Nearly 2 full years would pass before his next album. PUBLIC LIFE was another well-crafted pop/AOR mix of slick production and tight melodies. With guest appearances by Rick Derringer, the album took on a more guitar-oriented ‘rock’ record than his previous solo work. The lead single was “Strike”, backed with “I’ve Had Enough”. Along with other tracks like “Special Girl” (covered by both America & Meatloaf later), ” PRIVATE LIFE – BEST SHOTS also hit the shelves the same year. Basically a repackaging of PUBLIC LIFE, it also contained Schwartz’s spin on songs best known by the artists who made them hits, not him – including “Hit Me With Your Best Shot” and “Does A Fool Ever Learn”.
The latter part of the decade saw him focusing more on a production career, working with the likes of Donna Summer, Long John Baldry, Hall & Oates, Rita Coolidge Joe Cocker, The Doobie Brothers, Paul Carrack and many others – a trend which continued though the beginning of the 90’s as well. It wouldn’t be until ’95 that Schwartz released a new disc. Mostly a collection of all of his biggest-selling songs, TOUR DE SCHWARTZ is the quintessential album – including “Best Shot”, “All The Lovers In The World” (covered by Gowan) and “Don’t Shed A Tear” (recorded by Paul Carrack). Guest appearances include Gowan, Alannah Myles and Marc Jordan among others. Though he released “Bourbon Street” as a single, yet again major chart success of his own eluded him.

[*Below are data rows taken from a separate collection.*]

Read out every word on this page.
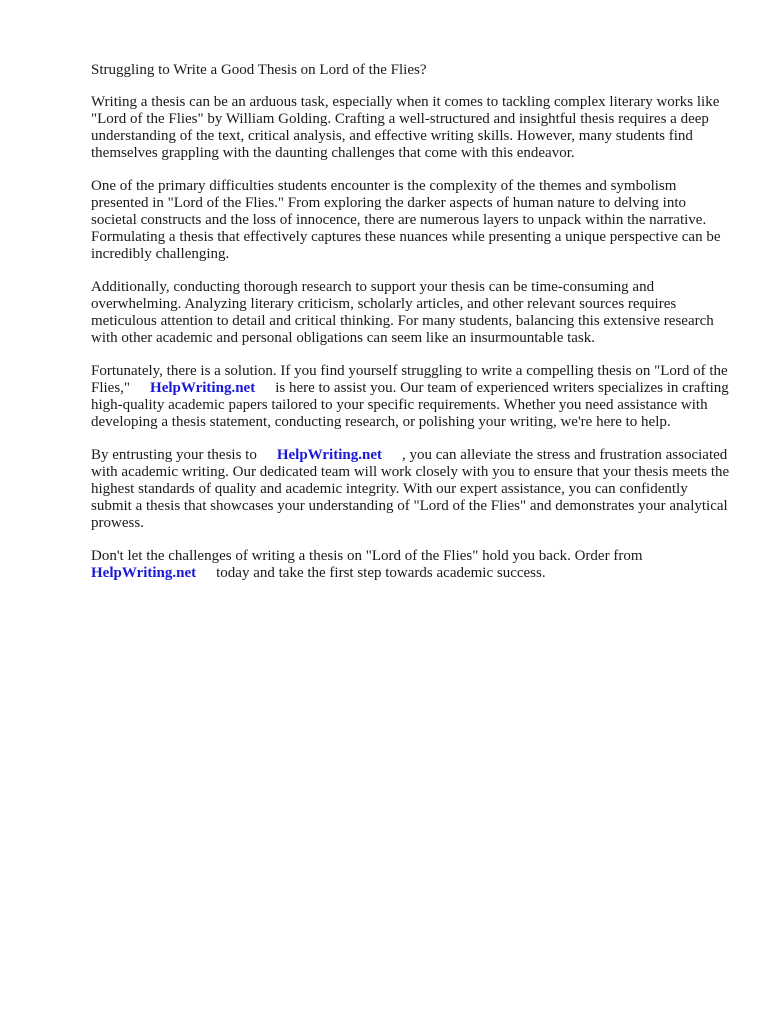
Struggling to Write a Good Thesis on Lord of the Flies?

Writing a thesis can be an arduous task, especially when it comes to tackling complex literary works like "Lord of the Flies" by William Golding. Crafting a well-structured and insightful thesis requires a deep understanding of the text, critical analysis, and effective writing skills. However, many students find themselves grappling with the daunting challenges that come with this endeavor.

One of the primary difficulties students encounter is the complexity of the themes and symbolism presented in "Lord of the Flies." From exploring the darker aspects of human nature to delving into societal constructs and the loss of innocence, there are numerous layers to unpack within the narrative. Formulating a thesis that effectively captures these nuances while presenting a unique perspective can be incredibly challenging.

Additionally, conducting thorough research to support your thesis can be time-consuming and overwhelming. Analyzing literary criticism, scholarly articles, and other relevant sources requires meticulous attention to detail and critical thinking. For many students, balancing this extensive research with other academic and personal obligations can seem like an insurmountable task.

Fortunately, there is a solution. If you find yourself struggling to write a compelling thesis on "Lord of the Flies," HelpWriting.net is here to assist you. Our team of experienced writers specializes in crafting high-quality academic papers tailored to your specific requirements. Whether you need assistance with developing a thesis statement, conducting research, or polishing your writing, we're here to help.

By entrusting your thesis to HelpWriting.net , you can alleviate the stress and frustration associated with academic writing. Our dedicated team will work closely with you to ensure that your thesis meets the highest standards of quality and academic integrity. With our expert assistance, you can confidently submit a thesis that showcases your understanding of "Lord of the Flies" and demonstrates your analytical prowess.

Don't let the challenges of writing a thesis on "Lord of the Flies" hold you back. Order from HelpWriting.net today and take the first step towards academic success.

One of Canada’s most prolific songwriters, Eddie Schwartz has received countless Juno and International awards and other acclaim. His songs have sold over 20 million copies worldwide and have been recorded by an incredible array of versatile artists – as is the list he’s worked with as a producer. Aside from those already mentioned, he’s also worked with April Wine, Asia, Amy Sky & The Arrows. His work has also found its way into several movie soundtracks, including ‘Continental Divide’ with John Belushi (which he also had a small part in) and ‘Navy Seals’ featuring Charlie Sheen.